Generative AI could ‘supercharge’ climate disinformation, report warns
Researchers also highlighted the enormous amount of water and energy consumption that AI systems require.
Artificial intelligence (AI) has the potential to “supercharge” climate disinformation, a report has warned.
The Climate Action Against Disinformation coalition (CAAD), which includes groups like Friends of the Earth, InfluenceMap and the Centre for Countering Digital Hate, published a report on Thursday that maps the risk AI poses in the climate crisis.
The research found that generative AI could escalate disinformation online, including climate-related deepfakes, during an election year when countries like the UK and the US head to the polls with environmental policies at the centre of some campaigns.
The report said unregulated AI “will allow climate deniers to more easily, cheaply and rapidly develop persuasive false content and spread it across social media, targeted advertising and search engines”.
They also highlighted recent campaigns like wind power being falsely blamed as a cause of whale deaths in New Jersey and power outages in Texas.
“AI will only continue this trend as more tailored content is produced and AI algorithms amplify it,” the report said.
CAAD also found that the current policy landscape reveals a lack of regulation in the US and Europe, which rely on voluntary and opaque pledges to pause development or provide safety measures.
Researchers also highlighted the enormous amount of water and energy consumption that AI systems require to operate, as well as the speed at which consumption is growing.
They cited the International Energy Agency’s estimates that energy use from data centres that power AI will double in the next two years, consuming as much energy as Japan.
Oliver Hayes, head of policy and campaigns at Global Action Plan, said: “The climate emergency cannot be confronted while online public and political discourse is polluted by fear, hate, confusion and conspiracy.
“AI is supercharging these problems, making misinformation cheaper and easier to produce and share than ever before.
“In a year when two billion people are heading to the polls, this represents an existential threat to climate action.”

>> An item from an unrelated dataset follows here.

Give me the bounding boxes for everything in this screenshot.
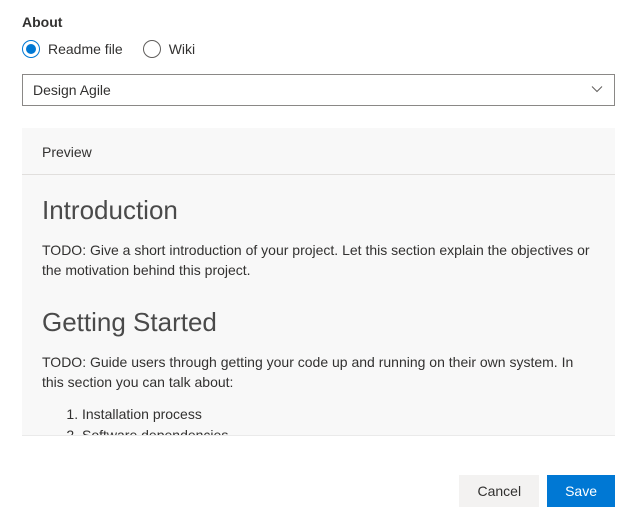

Charlie Cray, senior strategist at Greenpeace USA, said: “The skyrocketing use of electricity and water, combined with its ability to rapidly spread disinformation, makes AI one of the greatest emerging climate threat multipliers.
“Governments and companies must stop pretending that increasing equipment efficiencies and directing AI tools towards weather disaster responses are enough to mitigate AI’s contribution to the climate emergency.”
CAAD said it is calling on politicians to implement climate concerns into proposed AI legislation.
Recommendations in the report included AI companies publicly reporting on energy usage and emissions, being able to publicly demonstrate their products are safe for users and the environment, and to introduce rules on investigating and mitigating the climate impacts of AI with strong penalties for non-compliance.